Fully nourishing ourselves requires hours each day, just as we give hours to all else. Not neglecting the work we must do, but folding the time that it takes to be well-nourished into the fabric of each day as how we live. As in the difference between stuffing something edible into our mouth for a quick morning breakfast or taking the time to eat in a way that fully nourishes us, not simply in the food itself, but in the experience itself, of slowing down, eating with appreciation, delight, gratitude for the meal and how it came to us.

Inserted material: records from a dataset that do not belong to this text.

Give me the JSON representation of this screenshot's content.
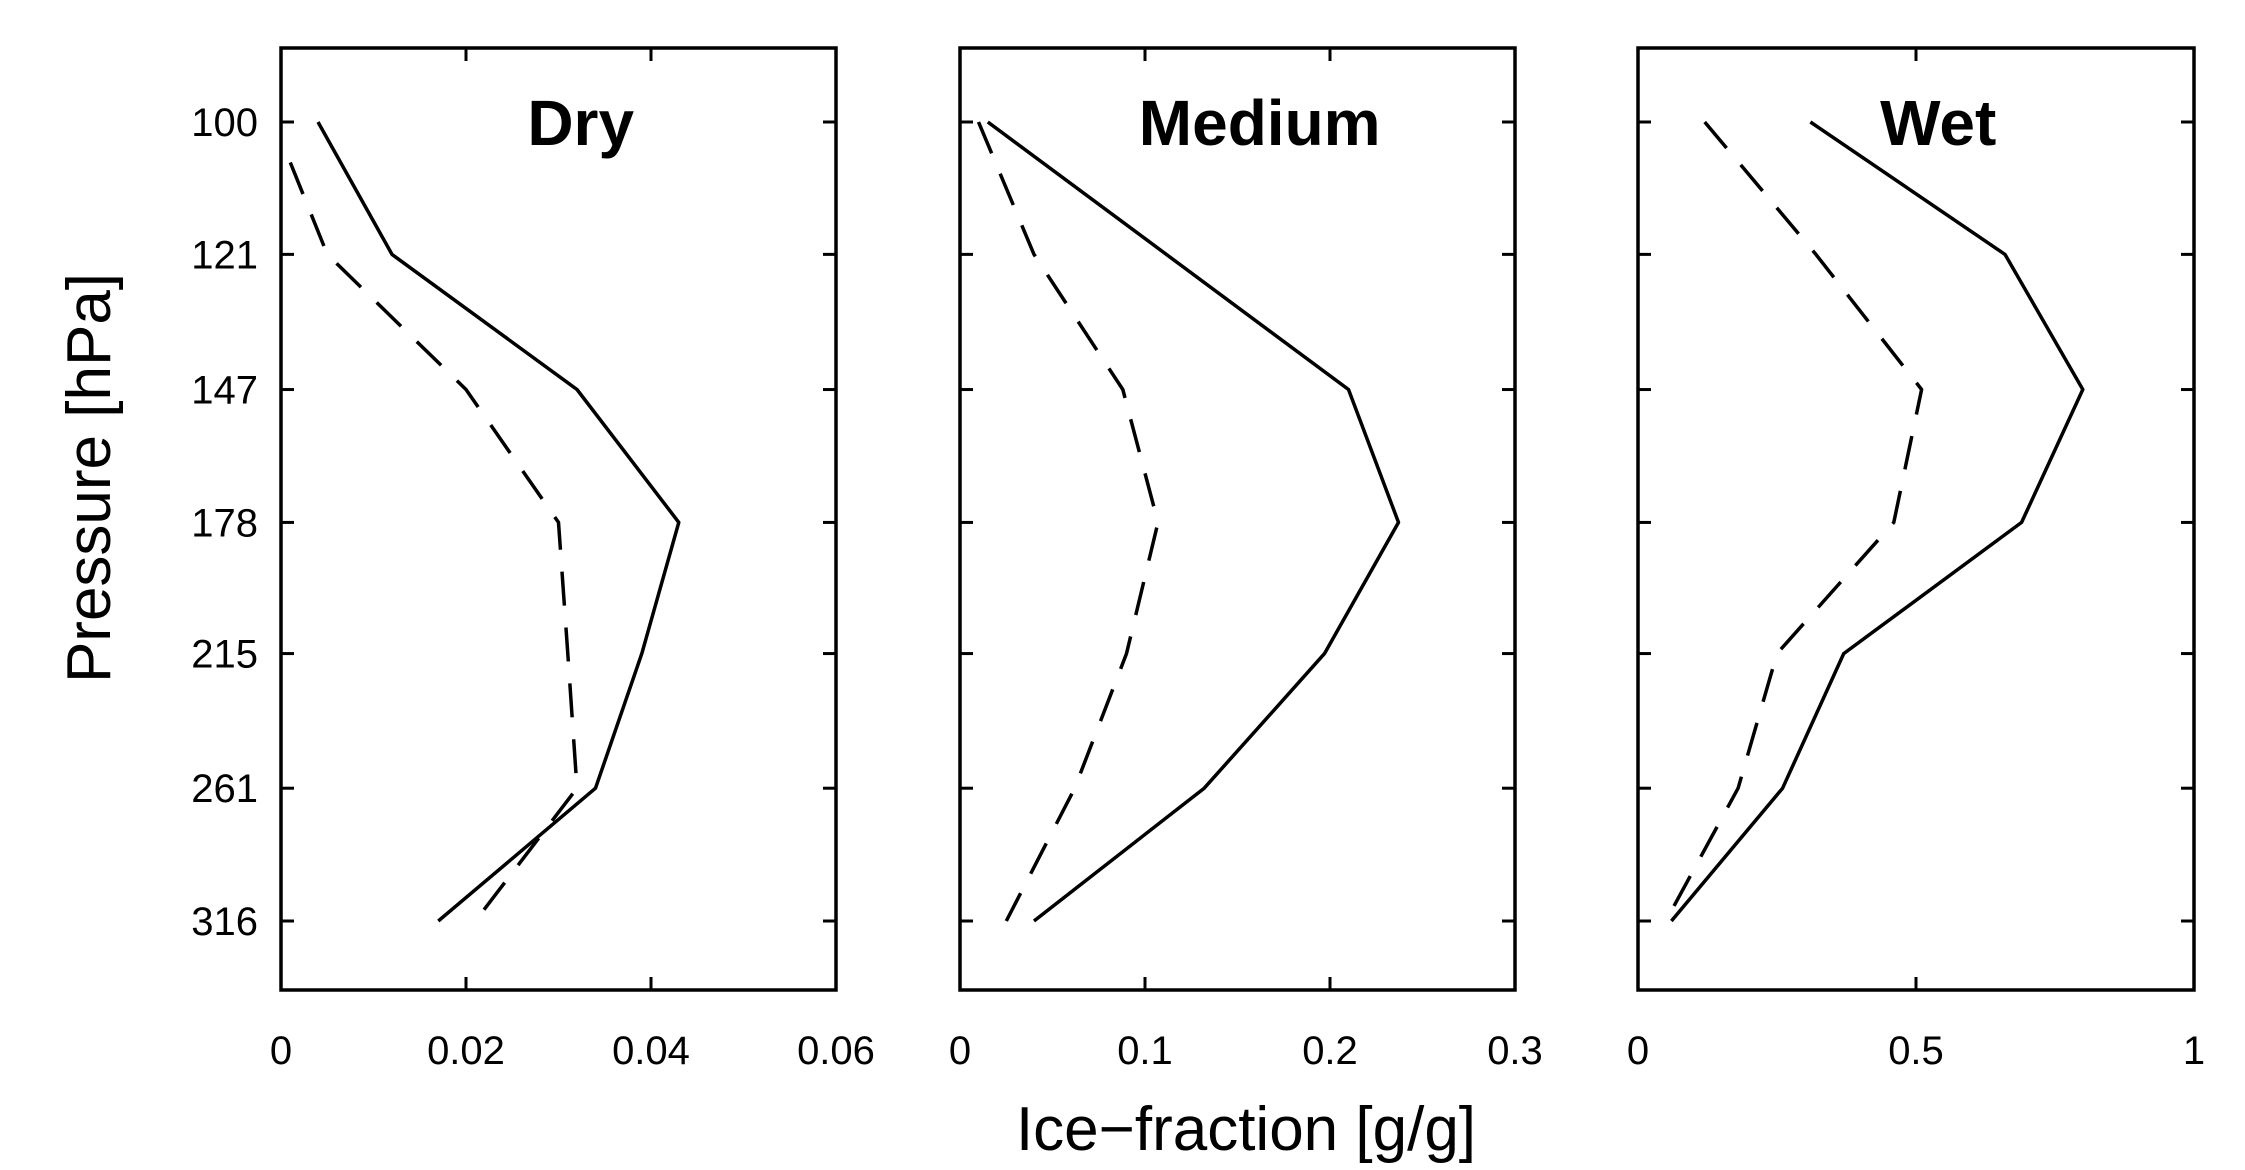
{
  "chart_data": {
    "type": "line",
    "ylabel": "Pressure [hPa]",
    "xlabel": "Ice−fraction [g/g]",
    "y_scale": "log",
    "y_direction": "down",
    "yticks": [
      100,
      121,
      147,
      178,
      215,
      261,
      316
    ],
    "ytick_labels": [
      "100",
      "121",
      "147",
      "178",
      "215",
      "261",
      "316"
    ],
    "ylim": [
      91,
      347
    ],
    "grid": false,
    "legend": "none",
    "panels": [
      {
        "title": "Dry",
        "xlim": [
          0,
          0.06
        ],
        "xticks": [
          0,
          0.02,
          0.04,
          0.06
        ],
        "xtick_labels": [
          "0",
          "0.02",
          "0.04",
          "0.06"
        ],
        "series": [
          {
            "style": "solid",
            "pressure": [
              100,
              121,
              147,
              178,
              215,
              261,
              316
            ],
            "values": [
              0.004,
              0.012,
              0.032,
              0.043,
              0.039,
              0.034,
              0.017
            ]
          },
          {
            "style": "dashed",
            "pressure": [
              106,
              121,
              147,
              178,
              215,
              261,
              316
            ],
            "values": [
              0.001,
              0.005,
              0.02,
              0.03,
              0.031,
              0.032,
              0.021
            ]
          }
        ]
      },
      {
        "title": "Medium",
        "xlim": [
          0,
          0.3
        ],
        "xticks": [
          0,
          0.1,
          0.2,
          0.3
        ],
        "xtick_labels": [
          "0",
          "0.1",
          "0.2",
          "0.3"
        ],
        "series": [
          {
            "style": "solid",
            "pressure": [
              100,
              147,
              178,
              215,
              261,
              316
            ],
            "values": [
              0.015,
              0.21,
              0.237,
              0.197,
              0.132,
              0.04
            ]
          },
          {
            "style": "dashed",
            "pressure": [
              100,
              121,
              147,
              178,
              215,
              261,
              316
            ],
            "values": [
              0.01,
              0.04,
              0.088,
              0.107,
              0.09,
              0.062,
              0.025
            ]
          }
        ]
      },
      {
        "title": "Wet",
        "xlim": [
          0,
          1
        ],
        "xticks": [
          0,
          0.5,
          1
        ],
        "xtick_labels": [
          "0",
          "0.5",
          "1"
        ],
        "series": [
          {
            "style": "solid",
            "pressure": [
              100,
              121,
              147,
              178,
              215,
              261,
              316
            ],
            "values": [
              0.31,
              0.66,
              0.8,
              0.69,
              0.37,
              0.26,
              0.06
            ]
          },
          {
            "style": "dashed",
            "pressure": [
              100,
              121,
              147,
              178,
              215,
              261,
              316
            ],
            "values": [
              0.12,
              0.32,
              0.51,
              0.46,
              0.25,
              0.18,
              0.05
            ]
          }
        ]
      }
    ]
  }
}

Tending to the nourishing of body, mind, and spirit contributes to our well-being and it is from this place of well-being that we become conscious and present to healthy offerings that we might bring to the world. That there can actually emerge within us healthy, ripe, offerings, tender and helpful.

The challenge of the weeks and months before me of course is to remain well-nourished. To not allow the precious gifts of the nourishing space of true rest to fall into neglect, and thus I become malnourished. Dry sponge. Dry well.

The breath enters and leaves my nostrils as I sit in the spaciousness of meditation. I count 1…2…3… 4... labeling each breath, until the sudden recognition that I’ve lost track of it all, drifted off into random thoughts.

Mindful of noting when I have lost track, when the water in the well is running low I shall offer myself compassion -- just as I do in meditation -- for recognizing where I am. This is the practice.

And begin again: watering the sponge, filling the well. Breathing. 1... 2... 3… 4….

Palms together,
Rev. Jacqueline

 

What is Nourishing Me:

Reading: Poetry of Presence II - Phyllis Cole-Dai & Ruby R. Wilson, Editors. Nearly 140 poems that evoke mindfulness by contemporary or recent poets. 

Watching: Cunk On Earth, a five-part British mockumentary that addresses world history and inventions in ways that are both pointed and hilarious.   

Listening to: The recent crop of young female jazz instrumentalists, among them London-born saxophonist Nubya Garcia and bassist Endea Owens

Learning from: The nature of a mountain, as I hiked this summer.

Bringing me joy: The sight of pink and fushia August blooms on crepe myrtles.